1737 – BIRTH OF TOM PAINE, US REVOLUTIONARY
Commenting on the value of colonial-issued money, the “Continental”…
“Every stone in the Bridge that has carried us over seems to have a claim upon our esteem. But this was a corner stone, and its usefulness cannot be forgotten.”

1956 — DEATH OF H.L. MENCKEN, US JOURNALIST
“The whole aim of practical politics is to keep the populace in a continual state of alarm (and hence clamorous to be led to safety) by menacing them with an endless series of hobgoblins, all of them imaginary.”

JANUARY 30

1835 — ASSASSINATION ATTEMPT AGAINST US PRESIDENT ANDREW JACKSON
In 1832, Jackson called on Congress not to renew the charter of the Second National Bank of the United States. He vetoed a bill to renew the bank’s charter, saying the bank was guilty of fraud, corruption and controlling the money supply (expanding and contracting the supply of money to economically and politically benefit the bank). He stated, “beyond question…this great and powerful institution had been actively engaged in attempting to influence the elections of the public officers by means of its money.” Jackson ordered the US government to move its money out of the Second Bank. In response, the bank called in all its loans and ceased issuing new loans. An economic panic followed. In 1835, Richard Lawrence fired two guns at Jackson but both misfired. He claimed his assassination attempt was because, in part, “money would be more plenty.”

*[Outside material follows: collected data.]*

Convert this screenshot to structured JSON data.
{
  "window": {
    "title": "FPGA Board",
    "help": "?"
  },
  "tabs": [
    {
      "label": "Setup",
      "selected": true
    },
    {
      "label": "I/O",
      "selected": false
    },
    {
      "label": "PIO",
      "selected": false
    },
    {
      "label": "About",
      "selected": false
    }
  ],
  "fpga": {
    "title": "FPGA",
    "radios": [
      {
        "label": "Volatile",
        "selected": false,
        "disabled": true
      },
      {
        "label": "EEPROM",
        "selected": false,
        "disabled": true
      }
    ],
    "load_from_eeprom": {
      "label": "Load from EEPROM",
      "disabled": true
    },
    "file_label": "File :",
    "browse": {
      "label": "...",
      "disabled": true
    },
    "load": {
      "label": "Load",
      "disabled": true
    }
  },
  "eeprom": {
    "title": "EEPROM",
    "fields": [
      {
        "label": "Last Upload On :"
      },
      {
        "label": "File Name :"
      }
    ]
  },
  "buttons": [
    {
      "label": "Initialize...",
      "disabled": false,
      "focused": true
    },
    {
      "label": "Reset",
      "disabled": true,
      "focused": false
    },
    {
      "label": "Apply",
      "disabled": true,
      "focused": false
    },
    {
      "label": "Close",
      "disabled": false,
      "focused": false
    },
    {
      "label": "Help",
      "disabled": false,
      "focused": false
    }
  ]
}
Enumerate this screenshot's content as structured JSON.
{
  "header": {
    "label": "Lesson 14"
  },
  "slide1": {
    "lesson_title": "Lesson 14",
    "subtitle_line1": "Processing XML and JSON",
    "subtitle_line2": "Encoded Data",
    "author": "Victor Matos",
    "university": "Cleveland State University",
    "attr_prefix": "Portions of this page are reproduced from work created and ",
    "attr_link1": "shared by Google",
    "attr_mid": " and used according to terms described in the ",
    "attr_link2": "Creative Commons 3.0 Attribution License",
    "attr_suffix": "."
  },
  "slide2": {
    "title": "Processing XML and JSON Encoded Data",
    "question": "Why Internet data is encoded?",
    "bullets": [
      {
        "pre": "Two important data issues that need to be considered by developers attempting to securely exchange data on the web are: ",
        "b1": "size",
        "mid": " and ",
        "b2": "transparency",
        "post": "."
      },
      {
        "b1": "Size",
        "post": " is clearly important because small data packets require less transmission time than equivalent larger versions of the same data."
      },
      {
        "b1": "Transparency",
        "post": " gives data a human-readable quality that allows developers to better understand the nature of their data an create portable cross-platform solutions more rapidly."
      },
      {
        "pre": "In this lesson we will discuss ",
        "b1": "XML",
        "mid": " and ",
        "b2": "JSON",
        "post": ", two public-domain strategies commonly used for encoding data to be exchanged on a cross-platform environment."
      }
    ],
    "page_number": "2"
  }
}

1882 — BIRTH OF PRESIDENT FRANKLIN D. ROOSEVELT
Roosevelt missed a chance to fundamentally improve our economy, if not democracy, during the Great Depression when he chose to go into debt to pay for his many “New Deal” programs. A group of prominent economists from across the nation had urged him in what was known as “The Chicago Plan” to pay for his programs by issuing debt-free money, based on the previously issued Greenbacks during the Lincoln Administration. Instead, FDR added to the government debt, which enriched bankers and all others who purchased U.S. Treasuries.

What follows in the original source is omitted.